There are no wall kicks, and pieces can only be rotated counter-clockwise. The rotation system is reminiscent of Sega rotation, with pieces aligning to the floor, though some offsets are different. Pieces also spawn right handed instead of the left seen in Sega rotation.
Points are only scored when placing pieces. Points earned by placing a piece is affected by the height of the piece when it locks. Higher placements are awarded more points. Clearing lines does not award the player any extra points.
Hard dropping a piece also awards more points, and the amount is determined by the height of the hard drop.
Each stage features a new motion background, and new song. Clear lines to progress to the next stage. To increase a level a minimum amount of line clears is needed. For example, when starting from level 0 or level 1, the total line clears needed to reach level 2 is 21.
Because the CD-i was a commercial failure, and the relative age of the game, it mostly went under the radar for years. Eventually around 2016 people started rediscovering the game, and the soundtrack. Many blog posts were written about it, promoting it's quality and vaporwave sound. Along with that came a slew of mashups, remixes, and covers.
In February, 2020, a bootleg vinyl of the soundtrack was released by Unfortunateface, which was released without Philips' or Jim Andron's knowledge.

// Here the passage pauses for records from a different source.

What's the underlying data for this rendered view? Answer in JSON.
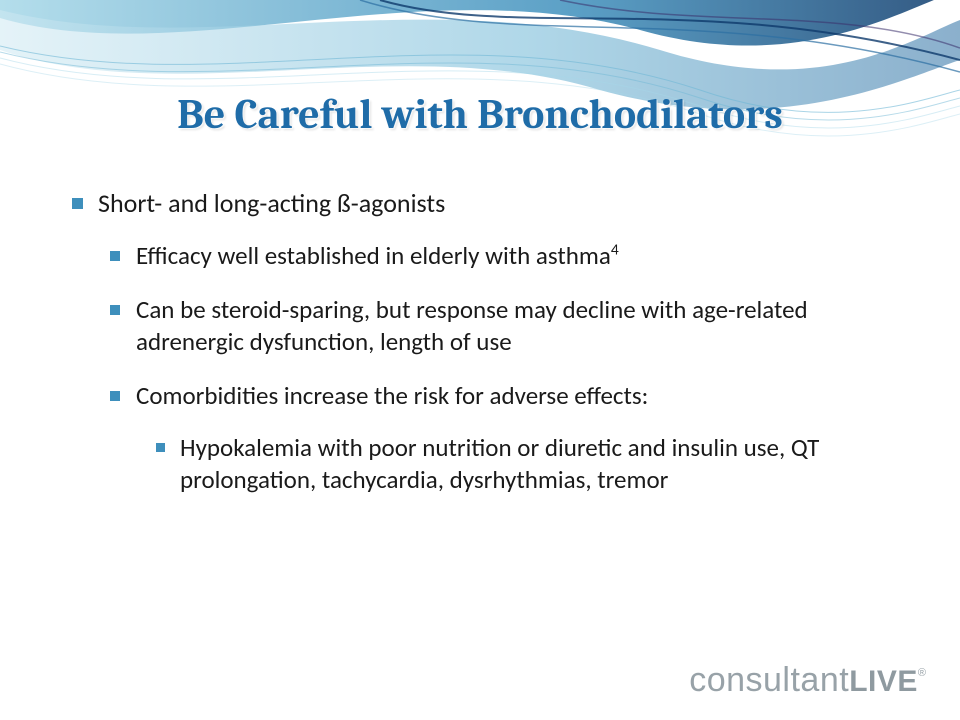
{
  "slide": {
    "title": "Be Careful with Bronchodilators",
    "title_color": "#1f6ca8",
    "title_fontsize": 42,
    "bullet_color": "#3e8fbc",
    "body_color": "#1a1a1a",
    "body_fontsize": 26,
    "bullets": [
      {
        "text": "Short- and long-acting ß-agonists",
        "children": [
          {
            "text_html": "Efficacy well established in elderly with asthma<sup>4</sup>"
          },
          {
            "text": "Can be steroid-sparing, but response may decline with age-related adrenergic dysfunction, length of use"
          },
          {
            "text": "Comorbidities increase the risk for adverse effects:",
            "children": [
              {
                "text": "Hypokalemia with poor nutrition or diuretic and insulin use, QT prolongation, tachycardia, dysrhythmias, tremor"
              }
            ]
          }
        ]
      }
    ]
  },
  "logo": {
    "word1": "consultant",
    "word2": "LIVE",
    "mark": "®",
    "color": "#98a2a8"
  },
  "decoration": {
    "wave_colors": [
      "#0e3a6b",
      "#2c6fa3",
      "#6fb7d6",
      "#a7d8e8",
      "#cfe9f2"
    ],
    "background_color": "#ffffff"
  }
}
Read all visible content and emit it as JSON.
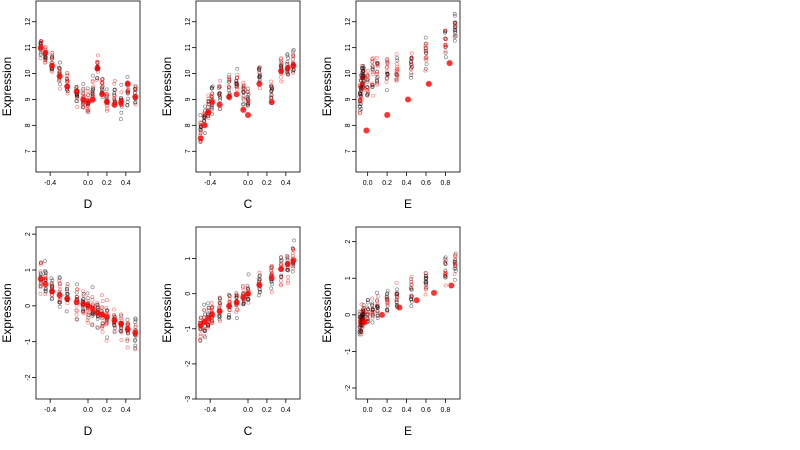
{
  "colors": {
    "black_series": "#000000",
    "red_series": "#ff0000",
    "fit_points": "#ff0000",
    "background": "#ffffff"
  },
  "chart_data": [
    {
      "type": "scatter",
      "xlabel": "D",
      "ylabel": "Expression",
      "xlim": [
        -0.55,
        0.55
      ],
      "ylim": [
        6.2,
        12.8
      ],
      "xticks": [
        -0.4,
        0.0,
        0.2,
        0.4
      ],
      "xticklabels": [
        "-0.4",
        "0.0",
        "0.2",
        "0.4"
      ],
      "yticks": [
        7,
        8,
        9,
        10,
        11,
        12
      ],
      "yticklabels": [
        "7",
        "8",
        "9",
        "10",
        "11",
        "12"
      ],
      "x_groups": [
        -0.5,
        -0.45,
        -0.38,
        -0.3,
        -0.22,
        -0.12,
        -0.05,
        0.0,
        0.05,
        0.1,
        0.15,
        0.2,
        0.28,
        0.35,
        0.42,
        0.5
      ],
      "series": [
        {
          "center": [
            11.0,
            10.7,
            10.3,
            10.0,
            9.6,
            9.2,
            9.0,
            8.9,
            9.3,
            10.2,
            9.5,
            9.0,
            9.1,
            8.9,
            9.4,
            9.2
          ],
          "spread": 1.0
        },
        {
          "fit": [
            11.0,
            10.8,
            10.3,
            9.9,
            9.5,
            9.3,
            9.0,
            8.9,
            9.0,
            10.2,
            9.2,
            8.9,
            8.8,
            8.9,
            9.6,
            9.1
          ]
        }
      ]
    },
    {
      "type": "scatter",
      "xlabel": "C",
      "ylabel": "Expression",
      "xlim": [
        -0.55,
        0.55
      ],
      "ylim": [
        6.2,
        12.8
      ],
      "xticks": [
        -0.4,
        0.0,
        0.2,
        0.4
      ],
      "xticklabels": [
        "-0.4",
        "0.0",
        "0.2",
        "0.4"
      ],
      "yticks": [
        7,
        8,
        9,
        10,
        11,
        12
      ],
      "yticklabels": [
        "7",
        "8",
        "9",
        "10",
        "11",
        "12"
      ],
      "x_groups": [
        -0.5,
        -0.46,
        -0.42,
        -0.38,
        -0.3,
        -0.2,
        -0.12,
        -0.05,
        0.0,
        0.12,
        0.25,
        0.35,
        0.42,
        0.48
      ],
      "series": [
        {
          "center": [
            7.8,
            8.3,
            8.7,
            9.0,
            9.2,
            9.4,
            9.6,
            9.2,
            9.0,
            9.8,
            9.3,
            10.2,
            10.3,
            10.5
          ],
          "spread": 1.1
        },
        {
          "fit": [
            7.5,
            8.0,
            8.5,
            8.9,
            8.8,
            9.1,
            9.2,
            8.6,
            8.4,
            9.6,
            8.9,
            10.1,
            10.2,
            10.3
          ]
        }
      ]
    },
    {
      "type": "scatter",
      "xlabel": "E",
      "ylabel": "Expression",
      "xlim": [
        -0.12,
        0.95
      ],
      "ylim": [
        6.2,
        12.8
      ],
      "xticks": [
        0.0,
        0.2,
        0.4,
        0.6,
        0.8
      ],
      "xticklabels": [
        "0.0",
        "0.2",
        "0.4",
        "0.6",
        "0.8"
      ],
      "yticks": [
        7,
        8,
        9,
        10,
        11,
        12
      ],
      "yticklabels": [
        "7",
        "8",
        "9",
        "10",
        "11",
        "12"
      ],
      "x_groups": [
        -0.08,
        -0.07,
        -0.06,
        -0.05,
        -0.04,
        0.0,
        0.05,
        0.1,
        0.2,
        0.3,
        0.45,
        0.6,
        0.8,
        0.9
      ],
      "series": [
        {
          "center": [
            9.0,
            9.3,
            9.6,
            9.8,
            9.9,
            9.7,
            9.9,
            10.0,
            10.1,
            10.2,
            10.4,
            10.7,
            11.2,
            11.8
          ],
          "spread": 1.2
        },
        {
          "fit": [
            7.8,
            8.4,
            9.0,
            9.6,
            10.4
          ]
        }
      ]
    },
    {
      "type": "scatter",
      "xlabel": "D",
      "ylabel": "Expression",
      "xlim": [
        -0.55,
        0.55
      ],
      "ylim": [
        -2.6,
        2.2
      ],
      "xticks": [
        -0.4,
        0.0,
        0.2,
        0.4
      ],
      "xticklabels": [
        "-0.4",
        "0.0",
        "0.2",
        "0.4"
      ],
      "yticks": [
        -2,
        -1,
        0,
        1,
        2
      ],
      "yticklabels": [
        "-2",
        "-1",
        "0",
        "1",
        "2"
      ],
      "x_groups": [
        -0.5,
        -0.45,
        -0.38,
        -0.3,
        -0.22,
        -0.12,
        -0.05,
        0.0,
        0.05,
        0.1,
        0.15,
        0.2,
        0.28,
        0.35,
        0.42,
        0.5
      ],
      "series": [
        {
          "center": [
            0.8,
            0.7,
            0.5,
            0.4,
            0.3,
            0.2,
            0.1,
            0.0,
            -0.1,
            -0.2,
            -0.3,
            -0.35,
            -0.45,
            -0.55,
            -0.65,
            -0.8
          ],
          "spread": 0.9
        },
        {
          "fit": [
            0.75,
            0.6,
            0.4,
            0.3,
            0.2,
            0.1,
            0.05,
            0.0,
            -0.1,
            -0.2,
            -0.25,
            -0.3,
            -0.4,
            -0.5,
            -0.65,
            -0.75
          ]
        }
      ]
    },
    {
      "type": "scatter",
      "xlabel": "C",
      "ylabel": "Expression",
      "xlim": [
        -0.55,
        0.55
      ],
      "ylim": [
        -3.0,
        1.9
      ],
      "xticks": [
        -0.4,
        0.0,
        0.2,
        0.4
      ],
      "xticklabels": [
        "-0.4",
        "0.0",
        "0.2",
        "0.4"
      ],
      "yticks": [
        -3,
        -2,
        -1,
        0,
        1
      ],
      "yticklabels": [
        "-3",
        "-2",
        "-1",
        "0",
        "1"
      ],
      "x_groups": [
        -0.5,
        -0.46,
        -0.42,
        -0.38,
        -0.3,
        -0.2,
        -0.12,
        -0.05,
        0.0,
        0.12,
        0.25,
        0.35,
        0.42,
        0.48
      ],
      "series": [
        {
          "center": [
            -0.9,
            -0.8,
            -0.7,
            -0.55,
            -0.45,
            -0.3,
            -0.2,
            -0.1,
            0.0,
            0.25,
            0.4,
            0.6,
            0.8,
            0.95
          ],
          "spread": 0.8
        },
        {
          "fit": [
            -0.9,
            -0.8,
            -0.7,
            -0.6,
            -0.5,
            -0.35,
            -0.25,
            -0.1,
            0.0,
            0.25,
            0.45,
            0.7,
            0.85,
            0.95
          ]
        }
      ]
    },
    {
      "type": "scatter",
      "xlabel": "E",
      "ylabel": "Expression",
      "xlim": [
        -0.12,
        0.95
      ],
      "ylim": [
        -2.3,
        2.4
      ],
      "xticks": [
        0.0,
        0.2,
        0.4,
        0.6,
        0.8
      ],
      "xticklabels": [
        "0.0",
        "0.2",
        "0.4",
        "0.6",
        "0.8"
      ],
      "yticks": [
        -2,
        -1,
        0,
        1,
        2
      ],
      "yticklabels": [
        "-2",
        "-1",
        "0",
        "1",
        "2"
      ],
      "x_groups": [
        -0.08,
        -0.07,
        -0.06,
        -0.05,
        -0.04,
        0.0,
        0.05,
        0.1,
        0.2,
        0.3,
        0.45,
        0.6,
        0.8,
        0.9
      ],
      "series": [
        {
          "center": [
            -0.3,
            -0.2,
            -0.1,
            0.0,
            0.0,
            0.1,
            0.15,
            0.25,
            0.35,
            0.5,
            0.7,
            0.9,
            1.2,
            1.4
          ],
          "spread": 0.7
        },
        {
          "fit": [
            -0.2,
            0.0,
            0.2,
            0.4,
            0.6,
            0.8
          ]
        }
      ]
    }
  ]
}
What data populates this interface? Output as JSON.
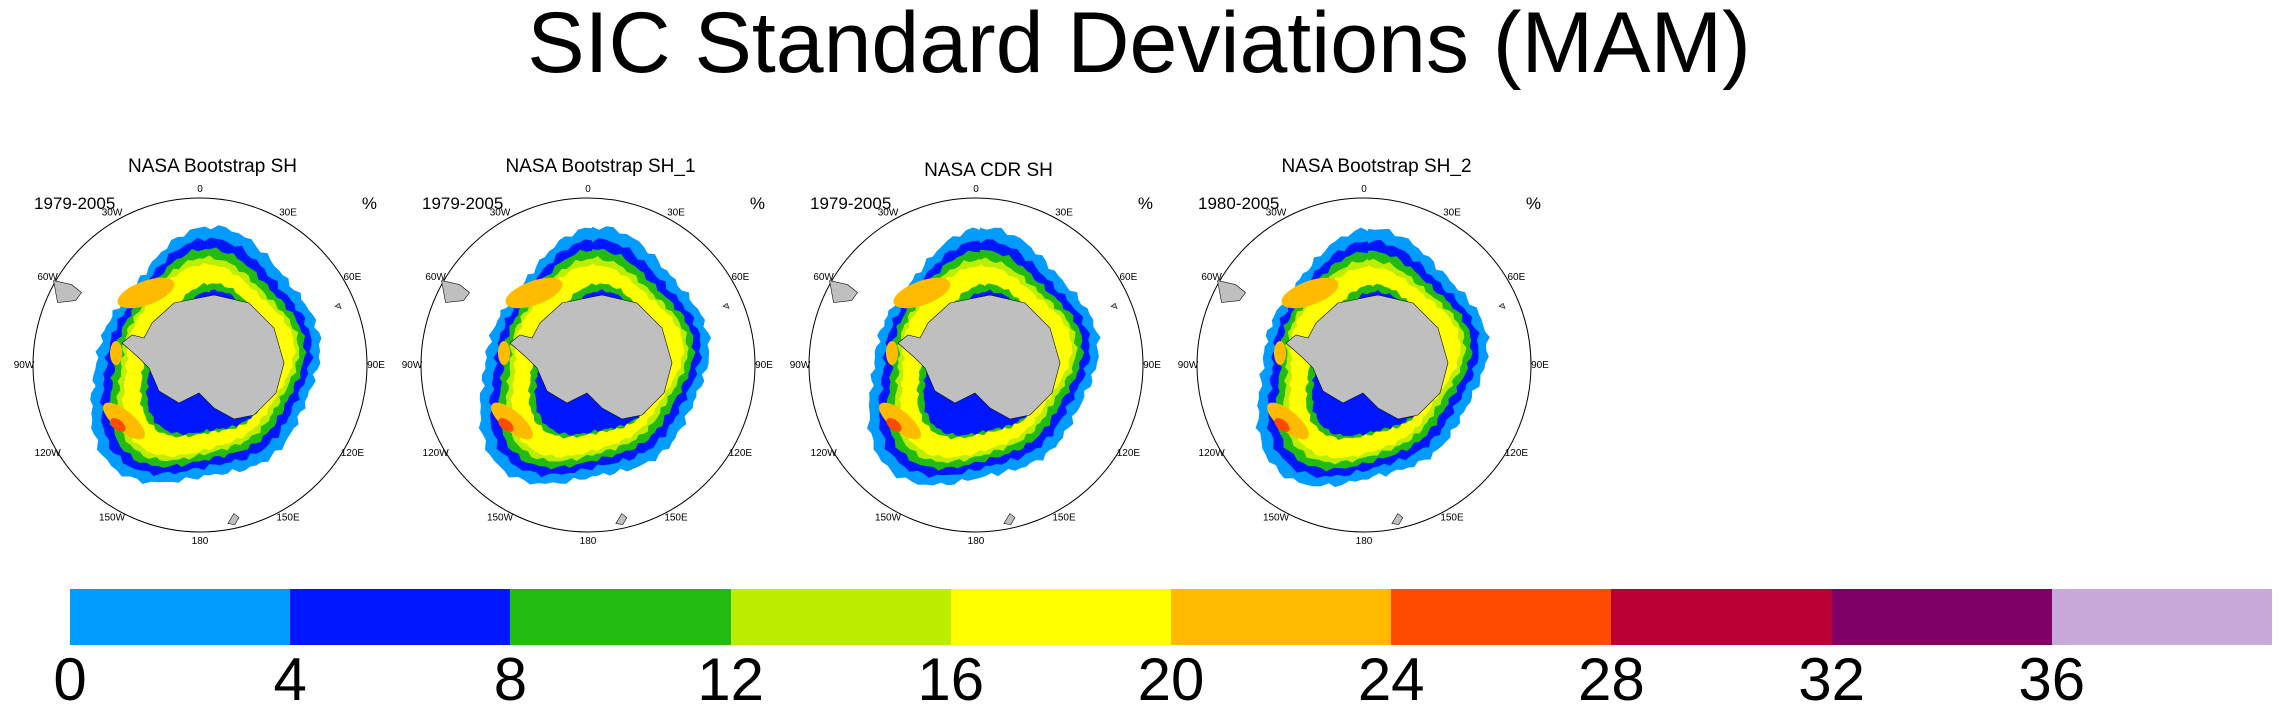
{
  "title": "SIC Standard Deviations (MAM)",
  "panels": [
    {
      "title": "NASA Bootstrap SH",
      "period": "1979-2005",
      "units": "%"
    },
    {
      "title": "NASA Bootstrap SH_1",
      "period": "1979-2005",
      "units": "%"
    },
    {
      "title": "NASA CDR SH",
      "period": "1979-2005",
      "units": "%"
    },
    {
      "title": "NASA Bootstrap SH_2",
      "period": "1980-2005",
      "units": "%"
    }
  ],
  "lon_labels": [
    "0",
    "30E",
    "60E",
    "90E",
    "120E",
    "150E",
    "180",
    "150W",
    "120W",
    "90W",
    "60W",
    "30W"
  ],
  "colorbar": {
    "colors": [
      "#009cff",
      "#0016ff",
      "#22bb11",
      "#bbee00",
      "#ffff00",
      "#ffbb00",
      "#ff4a00",
      "#bb0033",
      "#7f0066",
      "#c8a8d8"
    ],
    "labels": [
      "0",
      "4",
      "8",
      "12",
      "16",
      "20",
      "24",
      "28",
      "32",
      "36"
    ]
  },
  "map_colors": {
    "land": "#bfbfbf",
    "ocean": "#ffffff"
  }
}
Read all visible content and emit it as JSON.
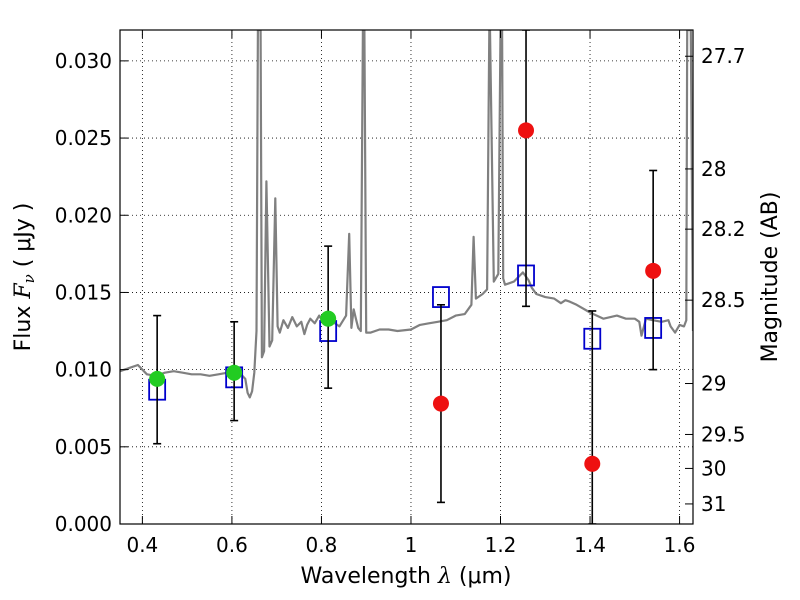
{
  "chart_data": {
    "type": "scatter",
    "xlabel": {
      "pre": "Wavelength  ",
      "sym": "λ",
      "post": " (μm)"
    },
    "ylabel": {
      "pre": "Flux  ",
      "sym": "F",
      "sub": "ν",
      "post": "  ( μJy )"
    },
    "ylabel_right": "Magnitude (AB)",
    "xlim": [
      0.35,
      1.63
    ],
    "ylim": [
      0.0,
      0.032
    ],
    "grid": true,
    "x_ticks": [
      0.4,
      0.6,
      0.8,
      1.0,
      1.2,
      1.4,
      1.6
    ],
    "x_tick_labels": [
      "0.4",
      "0.6",
      "0.8",
      "1",
      "1.2",
      "1.4",
      "1.6"
    ],
    "y_ticks": [
      0.0,
      0.005,
      0.01,
      0.015,
      0.02,
      0.025,
      0.03
    ],
    "y_tick_labels": [
      "0.000",
      "0.005",
      "0.010",
      "0.015",
      "0.020",
      "0.025",
      "0.030"
    ],
    "right_ticks": [
      {
        "flux": 0.0303,
        "label": "27.7"
      },
      {
        "flux": 0.023,
        "label": "28"
      },
      {
        "flux": 0.0191,
        "label": "28.2"
      },
      {
        "flux": 0.0145,
        "label": "28.5"
      },
      {
        "flux": 0.0091,
        "label": "29"
      },
      {
        "flux": 0.0058,
        "label": "29.5"
      },
      {
        "flux": 0.0036,
        "label": "30"
      },
      {
        "flux": 0.0013,
        "label": "31"
      }
    ],
    "colors": {
      "spectrum": "#808080",
      "detection": "#22cc22",
      "nondetection": "#ee1111",
      "model": "#0000cc",
      "errorbar": "#000000"
    },
    "series": [
      {
        "kind": "spectrum",
        "x": [
          0.35,
          0.37,
          0.39,
          0.41,
          0.43,
          0.45,
          0.47,
          0.49,
          0.51,
          0.53,
          0.55,
          0.57,
          0.59,
          0.61,
          0.62,
          0.63,
          0.635,
          0.64,
          0.645,
          0.65,
          0.655,
          0.658,
          0.661,
          0.664,
          0.667,
          0.672,
          0.677,
          0.684,
          0.69,
          0.697,
          0.702,
          0.707,
          0.715,
          0.725,
          0.735,
          0.745,
          0.755,
          0.762,
          0.768,
          0.775,
          0.785,
          0.795,
          0.805,
          0.82,
          0.84,
          0.855,
          0.862,
          0.867,
          0.872,
          0.877,
          0.882,
          0.888,
          0.8925,
          0.896,
          0.9,
          0.91,
          0.93,
          0.95,
          0.97,
          1.0,
          1.02,
          1.04,
          1.06,
          1.08,
          1.1,
          1.12,
          1.135,
          1.14,
          1.145,
          1.16,
          1.17,
          1.175,
          1.1765,
          1.185,
          1.195,
          1.2,
          1.2035,
          1.206,
          1.21,
          1.23,
          1.25,
          1.2625,
          1.27,
          1.28,
          1.3,
          1.32,
          1.335,
          1.345,
          1.355,
          1.37,
          1.4,
          1.43,
          1.46,
          1.48,
          1.5,
          1.51,
          1.515,
          1.525,
          1.54,
          1.56,
          1.575,
          1.58,
          1.59,
          1.6,
          1.61,
          1.615,
          1.617,
          1.625,
          1.63
        ],
        "y": [
          0.0099,
          0.0101,
          0.0103,
          0.0097,
          0.0096,
          0.0098,
          0.0099,
          0.0098,
          0.0097,
          0.0097,
          0.0096,
          0.0097,
          0.0098,
          0.0097,
          0.0097,
          0.0094,
          0.0085,
          0.0082,
          0.0086,
          0.0098,
          0.0125,
          0.032,
          0.032,
          0.032,
          0.0108,
          0.0112,
          0.0222,
          0.0115,
          0.0119,
          0.0211,
          0.0128,
          0.0124,
          0.0132,
          0.0127,
          0.0134,
          0.0128,
          0.0131,
          0.0123,
          0.0129,
          0.0133,
          0.013,
          0.0135,
          0.013,
          0.0132,
          0.0128,
          0.0135,
          0.0188,
          0.0127,
          0.0139,
          0.0133,
          0.0127,
          0.0125,
          0.032,
          0.032,
          0.0124,
          0.0124,
          0.0126,
          0.0126,
          0.0125,
          0.0126,
          0.0129,
          0.013,
          0.0131,
          0.0132,
          0.0135,
          0.0136,
          0.0142,
          0.0186,
          0.0146,
          0.0149,
          0.0152,
          0.032,
          0.032,
          0.0157,
          0.0162,
          0.032,
          0.032,
          0.0159,
          0.0155,
          0.0157,
          0.0163,
          0.0158,
          0.0153,
          0.0149,
          0.0147,
          0.0146,
          0.0143,
          0.0145,
          0.0144,
          0.0142,
          0.0137,
          0.0133,
          0.0135,
          0.0133,
          0.0133,
          0.0131,
          0.0122,
          0.0133,
          0.0132,
          0.0131,
          0.0132,
          0.0128,
          0.0124,
          0.0129,
          0.0128,
          0.0132,
          0.032,
          0.032,
          0.0125
        ]
      },
      {
        "kind": "detection",
        "name": "",
        "x": [
          0.433,
          0.605,
          0.815
        ],
        "y": [
          0.0094,
          0.0098,
          0.0133
        ],
        "err_low": [
          0.0042,
          0.0031,
          0.0045
        ],
        "err_high": [
          0.0041,
          0.0033,
          0.0047
        ]
      },
      {
        "kind": "nondetection",
        "name": "",
        "x": [
          1.067,
          1.257,
          1.405,
          1.541
        ],
        "y": [
          0.0078,
          0.0255,
          0.0039,
          0.0164
        ],
        "err_low": [
          0.0064,
          0.0114,
          0.0039,
          0.0064
        ],
        "err_high": [
          0.0064,
          0.0065,
          0.0099,
          0.0065
        ]
      },
      {
        "kind": "model",
        "name": "",
        "x": [
          0.433,
          0.605,
          0.815,
          1.067,
          1.257,
          1.405,
          1.541
        ],
        "y": [
          0.0087,
          0.0095,
          0.0125,
          0.0147,
          0.0161,
          0.012,
          0.0127
        ]
      }
    ]
  }
}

Unfortunateface had tried to establish contact with Andron, and had set aside the profits from the sales for him. Eventually the matter was settled, with Andron saying a less limited release was in the works.
- "Discovering the Vaporwave Sound of CD-i Tetris". Original Sound Version. April 28, 2017. Archived from the original on 2017-07-02. Retrieved 2022-04-05.
- "Before ‘Tetris Effect,’ There Was the Vaporwave Bliss of Tetris on the CD-i". fanbyte. August 24, 2020. Archived from the original on 2021-10-22. Retrieved 2022-04-05.